Hanna's getting my rough treatment because it hit my pet peeve right on the head. There are some truly inspired moments. Too bad none of them include the main character.

Friday, May 6, 2011

Horror Genre: Slashers

Recipe For A Slasher:

1. A location with a past
       -a dash of collective secret/urban legend
       -a soupcon of shared trauma that has in some way stunted the location

2. A Killer with a vague motive
       - beat in a sense of loss or witness of harm
       - fold in a phallic themed weapon
       - sprinkle liberally with un-killableness

3. A group of local young people.
       -should be taken from the same stock as the dash of the collective trauma
       - be sure to include a Final Girl, otherwise your Slasher will not rise
        -boil until all their personalities meld into one.

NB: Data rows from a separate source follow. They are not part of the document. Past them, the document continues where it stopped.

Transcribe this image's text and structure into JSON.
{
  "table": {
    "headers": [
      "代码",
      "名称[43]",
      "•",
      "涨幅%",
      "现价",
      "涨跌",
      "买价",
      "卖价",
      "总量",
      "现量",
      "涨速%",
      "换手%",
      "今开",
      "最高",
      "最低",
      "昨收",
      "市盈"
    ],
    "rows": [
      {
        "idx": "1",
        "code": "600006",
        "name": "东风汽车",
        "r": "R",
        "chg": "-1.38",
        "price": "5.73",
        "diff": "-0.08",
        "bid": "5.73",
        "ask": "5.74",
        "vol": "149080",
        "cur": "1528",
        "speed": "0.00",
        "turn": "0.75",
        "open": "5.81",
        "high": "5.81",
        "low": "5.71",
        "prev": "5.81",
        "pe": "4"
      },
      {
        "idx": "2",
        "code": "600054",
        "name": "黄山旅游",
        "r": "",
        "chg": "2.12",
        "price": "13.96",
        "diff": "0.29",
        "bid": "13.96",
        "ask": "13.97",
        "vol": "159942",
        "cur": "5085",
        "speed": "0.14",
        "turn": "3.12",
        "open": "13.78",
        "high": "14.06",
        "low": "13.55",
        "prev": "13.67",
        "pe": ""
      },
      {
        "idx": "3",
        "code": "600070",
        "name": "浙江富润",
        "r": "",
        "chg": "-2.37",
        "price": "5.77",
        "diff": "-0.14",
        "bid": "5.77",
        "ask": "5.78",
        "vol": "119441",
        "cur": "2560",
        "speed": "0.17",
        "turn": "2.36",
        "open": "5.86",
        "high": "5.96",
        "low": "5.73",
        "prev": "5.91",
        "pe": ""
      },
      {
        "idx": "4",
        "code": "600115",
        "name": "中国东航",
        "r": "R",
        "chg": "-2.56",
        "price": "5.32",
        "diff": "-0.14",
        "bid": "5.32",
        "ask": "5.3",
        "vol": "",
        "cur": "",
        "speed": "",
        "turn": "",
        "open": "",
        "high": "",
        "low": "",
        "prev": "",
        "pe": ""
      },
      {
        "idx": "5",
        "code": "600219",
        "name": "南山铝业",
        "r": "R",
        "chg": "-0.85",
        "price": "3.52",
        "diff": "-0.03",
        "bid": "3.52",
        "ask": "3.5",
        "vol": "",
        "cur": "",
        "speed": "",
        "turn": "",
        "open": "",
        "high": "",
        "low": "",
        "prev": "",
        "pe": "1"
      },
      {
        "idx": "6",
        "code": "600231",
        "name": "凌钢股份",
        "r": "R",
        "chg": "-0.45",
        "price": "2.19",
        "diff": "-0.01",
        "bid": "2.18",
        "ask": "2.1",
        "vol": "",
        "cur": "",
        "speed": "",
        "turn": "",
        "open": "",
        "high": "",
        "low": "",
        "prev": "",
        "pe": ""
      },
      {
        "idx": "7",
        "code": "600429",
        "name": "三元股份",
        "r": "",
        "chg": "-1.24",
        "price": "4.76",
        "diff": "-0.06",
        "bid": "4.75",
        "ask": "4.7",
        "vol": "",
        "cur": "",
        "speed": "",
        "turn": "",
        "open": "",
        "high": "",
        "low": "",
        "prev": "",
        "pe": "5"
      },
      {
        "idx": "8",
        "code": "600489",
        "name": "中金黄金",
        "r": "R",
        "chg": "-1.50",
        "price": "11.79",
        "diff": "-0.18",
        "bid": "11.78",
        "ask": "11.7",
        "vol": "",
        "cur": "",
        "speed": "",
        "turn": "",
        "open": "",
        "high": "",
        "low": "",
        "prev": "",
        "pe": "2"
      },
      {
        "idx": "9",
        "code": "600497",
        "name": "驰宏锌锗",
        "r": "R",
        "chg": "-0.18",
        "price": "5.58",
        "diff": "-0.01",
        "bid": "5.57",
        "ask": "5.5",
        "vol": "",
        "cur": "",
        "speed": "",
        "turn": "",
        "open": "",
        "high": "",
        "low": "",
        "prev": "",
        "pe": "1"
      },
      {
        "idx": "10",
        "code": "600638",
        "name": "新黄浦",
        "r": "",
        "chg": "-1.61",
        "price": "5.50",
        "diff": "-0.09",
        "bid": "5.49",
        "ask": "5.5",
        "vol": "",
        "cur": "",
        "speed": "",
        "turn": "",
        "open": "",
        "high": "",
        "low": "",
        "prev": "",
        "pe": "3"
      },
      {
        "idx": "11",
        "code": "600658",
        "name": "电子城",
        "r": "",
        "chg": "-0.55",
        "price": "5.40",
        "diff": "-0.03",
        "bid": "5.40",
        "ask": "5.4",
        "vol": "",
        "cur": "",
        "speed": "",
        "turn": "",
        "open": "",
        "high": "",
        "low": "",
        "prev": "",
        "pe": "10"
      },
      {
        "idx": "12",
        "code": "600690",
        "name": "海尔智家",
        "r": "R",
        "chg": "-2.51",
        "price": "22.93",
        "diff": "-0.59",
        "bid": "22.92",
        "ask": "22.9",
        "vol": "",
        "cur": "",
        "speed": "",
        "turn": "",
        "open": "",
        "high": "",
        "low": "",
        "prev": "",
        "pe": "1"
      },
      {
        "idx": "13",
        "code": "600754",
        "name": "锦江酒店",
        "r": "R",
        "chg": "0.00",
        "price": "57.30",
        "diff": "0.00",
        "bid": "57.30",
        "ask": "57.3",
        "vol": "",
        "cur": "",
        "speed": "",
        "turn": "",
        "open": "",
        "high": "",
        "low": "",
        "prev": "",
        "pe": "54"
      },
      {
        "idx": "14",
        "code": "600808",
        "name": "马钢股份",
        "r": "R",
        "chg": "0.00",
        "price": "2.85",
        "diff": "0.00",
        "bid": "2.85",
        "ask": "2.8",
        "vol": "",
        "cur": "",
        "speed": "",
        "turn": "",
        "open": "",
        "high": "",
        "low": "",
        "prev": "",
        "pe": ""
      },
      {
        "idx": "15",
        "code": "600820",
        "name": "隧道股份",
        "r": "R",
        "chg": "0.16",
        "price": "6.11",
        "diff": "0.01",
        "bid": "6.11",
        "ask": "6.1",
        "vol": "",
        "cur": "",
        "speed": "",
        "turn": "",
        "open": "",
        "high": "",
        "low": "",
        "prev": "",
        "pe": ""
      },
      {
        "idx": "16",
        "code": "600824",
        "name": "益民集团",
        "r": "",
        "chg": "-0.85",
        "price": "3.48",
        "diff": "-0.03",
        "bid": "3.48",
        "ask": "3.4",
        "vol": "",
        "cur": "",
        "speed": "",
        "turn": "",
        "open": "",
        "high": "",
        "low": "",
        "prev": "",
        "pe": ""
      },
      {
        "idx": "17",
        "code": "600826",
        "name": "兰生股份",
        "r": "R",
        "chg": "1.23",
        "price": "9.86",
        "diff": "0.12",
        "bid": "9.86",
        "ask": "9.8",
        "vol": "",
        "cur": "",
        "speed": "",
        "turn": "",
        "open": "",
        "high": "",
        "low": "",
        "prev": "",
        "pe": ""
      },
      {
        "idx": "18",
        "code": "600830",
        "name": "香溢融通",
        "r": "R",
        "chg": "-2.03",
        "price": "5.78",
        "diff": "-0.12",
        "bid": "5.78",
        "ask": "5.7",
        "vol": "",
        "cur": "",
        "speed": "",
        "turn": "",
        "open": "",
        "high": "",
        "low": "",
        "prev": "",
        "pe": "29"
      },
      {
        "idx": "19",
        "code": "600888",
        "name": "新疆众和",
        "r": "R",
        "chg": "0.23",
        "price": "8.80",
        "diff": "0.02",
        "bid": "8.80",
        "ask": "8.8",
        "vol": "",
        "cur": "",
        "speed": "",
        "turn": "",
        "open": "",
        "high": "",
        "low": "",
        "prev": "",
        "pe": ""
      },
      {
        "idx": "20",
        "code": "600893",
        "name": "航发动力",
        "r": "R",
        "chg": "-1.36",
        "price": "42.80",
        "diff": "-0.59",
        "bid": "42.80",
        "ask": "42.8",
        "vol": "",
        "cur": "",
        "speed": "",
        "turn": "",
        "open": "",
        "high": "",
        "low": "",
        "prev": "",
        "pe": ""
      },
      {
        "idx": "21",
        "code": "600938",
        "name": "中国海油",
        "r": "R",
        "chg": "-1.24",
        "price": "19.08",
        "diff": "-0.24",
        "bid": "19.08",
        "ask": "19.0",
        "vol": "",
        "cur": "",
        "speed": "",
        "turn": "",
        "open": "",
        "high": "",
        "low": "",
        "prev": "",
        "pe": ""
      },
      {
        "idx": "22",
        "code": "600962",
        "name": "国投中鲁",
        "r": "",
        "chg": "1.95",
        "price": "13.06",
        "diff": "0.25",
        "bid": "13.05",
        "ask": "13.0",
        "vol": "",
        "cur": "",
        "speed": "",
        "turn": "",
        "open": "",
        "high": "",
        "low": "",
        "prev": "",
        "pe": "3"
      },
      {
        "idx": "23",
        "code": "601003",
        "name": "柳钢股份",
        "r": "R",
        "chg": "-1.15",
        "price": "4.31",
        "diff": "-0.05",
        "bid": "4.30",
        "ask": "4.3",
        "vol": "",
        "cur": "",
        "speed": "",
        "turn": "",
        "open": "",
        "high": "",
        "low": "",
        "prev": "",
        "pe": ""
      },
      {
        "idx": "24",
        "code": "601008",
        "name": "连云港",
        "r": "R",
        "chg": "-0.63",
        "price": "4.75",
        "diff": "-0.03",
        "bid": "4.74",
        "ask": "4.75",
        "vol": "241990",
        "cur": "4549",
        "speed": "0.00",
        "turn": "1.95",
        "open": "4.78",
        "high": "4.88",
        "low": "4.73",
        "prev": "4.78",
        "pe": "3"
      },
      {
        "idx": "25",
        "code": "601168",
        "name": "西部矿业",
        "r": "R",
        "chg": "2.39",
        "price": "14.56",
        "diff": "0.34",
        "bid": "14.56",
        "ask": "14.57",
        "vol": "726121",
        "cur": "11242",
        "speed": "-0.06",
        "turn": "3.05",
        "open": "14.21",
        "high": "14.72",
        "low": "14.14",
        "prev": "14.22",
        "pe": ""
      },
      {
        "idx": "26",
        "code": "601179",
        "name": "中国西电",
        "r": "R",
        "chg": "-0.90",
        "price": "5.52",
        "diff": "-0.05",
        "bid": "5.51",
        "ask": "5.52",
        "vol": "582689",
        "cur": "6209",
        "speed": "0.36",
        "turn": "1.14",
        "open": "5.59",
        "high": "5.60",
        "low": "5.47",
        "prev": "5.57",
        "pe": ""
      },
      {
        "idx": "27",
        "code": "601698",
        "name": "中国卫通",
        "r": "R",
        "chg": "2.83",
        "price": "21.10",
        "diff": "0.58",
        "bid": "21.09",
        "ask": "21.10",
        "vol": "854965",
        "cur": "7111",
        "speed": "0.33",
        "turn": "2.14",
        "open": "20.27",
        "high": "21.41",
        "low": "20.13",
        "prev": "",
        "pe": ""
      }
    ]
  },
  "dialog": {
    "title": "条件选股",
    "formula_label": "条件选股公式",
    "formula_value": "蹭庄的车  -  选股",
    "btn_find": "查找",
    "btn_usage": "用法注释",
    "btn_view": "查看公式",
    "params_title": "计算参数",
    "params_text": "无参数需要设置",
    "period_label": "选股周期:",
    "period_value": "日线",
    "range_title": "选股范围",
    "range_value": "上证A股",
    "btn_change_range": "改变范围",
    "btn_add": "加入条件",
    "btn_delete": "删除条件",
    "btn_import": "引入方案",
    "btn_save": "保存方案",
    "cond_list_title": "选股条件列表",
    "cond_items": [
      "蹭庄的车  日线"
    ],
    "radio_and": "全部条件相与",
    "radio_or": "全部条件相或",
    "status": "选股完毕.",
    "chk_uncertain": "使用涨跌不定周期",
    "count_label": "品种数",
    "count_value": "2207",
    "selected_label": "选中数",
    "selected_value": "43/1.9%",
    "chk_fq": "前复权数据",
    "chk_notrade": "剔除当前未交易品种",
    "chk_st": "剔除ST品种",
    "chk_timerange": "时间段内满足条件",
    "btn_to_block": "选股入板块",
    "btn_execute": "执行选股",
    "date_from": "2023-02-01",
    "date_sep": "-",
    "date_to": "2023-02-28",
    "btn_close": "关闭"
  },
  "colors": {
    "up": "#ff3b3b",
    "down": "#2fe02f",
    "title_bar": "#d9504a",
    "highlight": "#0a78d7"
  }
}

I love me some slasher movies. I take pride in knowing a lot about them (by no means have I seen every one of them) but I like to think I'd be the one to make it out of the woods/town/dreamscape ... I mean, it sucks and all my friends would be dead, but I look at it like the potential for a social upgrade.

The classic trifecta of slasher films would have to be Friday the 13th, Halloween and Nightmare on Elm Street.  But that list also doesn't include Black Christmas, Psycho, Texas Chainsaw Massacre, Peeping Tom, Scream and many, many others. For a sub-genre that's so formulaic it also spawns some of the most impassioned debates. For everything the three biggies have they lack something one of the smaller ones do.

My personal favourite is Nightmare On Elm Street. It's the most experimental and ambitious and it really pulls off a lot of what it sets out to do. My favourite all time scene is when the bloody bag containing Tina gets dragged along the hallways of the school. It still gives me chills. It also contains my favourite Final Girl Nancy Thompson. While the other major Final Girls fight in hopes to survive, Nancy fight and wins... at least in the original version Wes Craven wanted.

Slasher films are a mixed bag. For every great one, there are 10 God-awful ones. It's a use-with-caution or with-great-power-comes-great-responsibility kind of situation. But hey, if you don't go off into the woods alone, you'll never know if you make it to the sequel.

Wednesday, May 4, 2011

Horror Movie Coolie: Philip Stone as Delbert Grady in The Shining (1980)

I cannot talk about much I love The Shining without talking about Delbert Grady. The film is crazy (mostly due to Nicholson) but the genius of the film is the quiet moments that lead to the deeply shocking and upsetting moments.

My favourite scene in the movie has to be when Jack Torrance encounters the ghost of the previous caretaker, Delbert Grady. For a movie filled with one of the most over the top performances EVAR, this scene is surprisingly quiet and ominous. Philip Stone portrays the mild-mannered thing to utter perfection and his quiet menace still gives me chills. Bonus points for being portrayed as Moe in the Simpson satire of it.